«Eine Firma ist wie ein Mensch. Treibt sie Sport, ist sie durchtrainiert, begeisterungsfähig und leistungsfähig.» Dies sagte 1972 der legendäre Schweizer Automanager und damalige BMW-Vorstand Bob Lutz (90) als Taufspruch zur Gründung der BMW Motorsport GmbH. Heute heisst sie BMW M GmbH, ist aber immer noch genauso durchtrainiert, begeisterungsfähig und leistungsfähig wie vor 50 Jahren. Zum exklusiven Jubiläums-Interview trafen wir Franciscus «Frank» van Meel (56), der 2015 seine BMW-Karriere als Geschäftsführer der Sporttochter M GmbH startete und seit Ende 2021 als Vorsitzender der Geschäftsführung wieder ihr oberster Chef ist.
Herr van Meel, wie viele Punkte haben Sie in Flensburg?
Franciscus van Meel: Null.
Wie machen Sie das? Sie fahren täglich die schönsten und stärksten Autos …
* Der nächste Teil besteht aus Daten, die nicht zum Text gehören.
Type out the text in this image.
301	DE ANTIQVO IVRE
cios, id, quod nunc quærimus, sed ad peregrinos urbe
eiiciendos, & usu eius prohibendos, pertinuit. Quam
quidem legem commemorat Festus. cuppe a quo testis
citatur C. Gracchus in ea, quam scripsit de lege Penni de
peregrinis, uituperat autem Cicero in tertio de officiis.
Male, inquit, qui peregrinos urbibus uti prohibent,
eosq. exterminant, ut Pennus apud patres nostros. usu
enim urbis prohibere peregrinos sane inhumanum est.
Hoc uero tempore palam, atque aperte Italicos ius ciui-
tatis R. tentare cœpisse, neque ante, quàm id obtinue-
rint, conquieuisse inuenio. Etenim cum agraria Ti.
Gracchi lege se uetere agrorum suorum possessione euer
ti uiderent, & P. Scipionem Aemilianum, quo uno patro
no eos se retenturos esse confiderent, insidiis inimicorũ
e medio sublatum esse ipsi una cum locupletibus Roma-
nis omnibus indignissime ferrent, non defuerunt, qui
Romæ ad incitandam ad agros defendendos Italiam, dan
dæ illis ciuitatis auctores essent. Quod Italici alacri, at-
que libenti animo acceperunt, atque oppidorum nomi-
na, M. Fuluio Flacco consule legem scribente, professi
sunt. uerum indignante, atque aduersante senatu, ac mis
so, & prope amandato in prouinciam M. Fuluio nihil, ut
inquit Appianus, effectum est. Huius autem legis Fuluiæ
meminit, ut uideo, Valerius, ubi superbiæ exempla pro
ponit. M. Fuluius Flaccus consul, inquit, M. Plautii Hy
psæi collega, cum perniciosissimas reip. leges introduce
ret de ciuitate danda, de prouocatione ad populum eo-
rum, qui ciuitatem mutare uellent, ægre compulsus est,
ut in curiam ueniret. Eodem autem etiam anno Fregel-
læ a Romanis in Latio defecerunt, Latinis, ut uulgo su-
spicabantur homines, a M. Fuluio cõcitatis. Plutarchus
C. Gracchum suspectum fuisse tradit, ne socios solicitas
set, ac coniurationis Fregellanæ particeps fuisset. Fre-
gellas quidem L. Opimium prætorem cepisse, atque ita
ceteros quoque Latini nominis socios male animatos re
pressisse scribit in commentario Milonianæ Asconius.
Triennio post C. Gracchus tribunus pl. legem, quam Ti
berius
Es ist wie im Motorsport: Man muss einen guten Blick für seine Umgebung haben.
Sitzen Sie viel am Steuer?
Ja, pro Jahr fahre ich zwischen 25'000 und 30'000 Kilometer.
Und immer M-Fahrzeuge?
Nein. Privat nutzen wir auch einen VW-Bus – wegen unserer sechs Kinder. Momentan fahre ich aber oft den BMW iX – und viele Fremdfabrikate. Ich erlebe gerne auch die Konkurrenz.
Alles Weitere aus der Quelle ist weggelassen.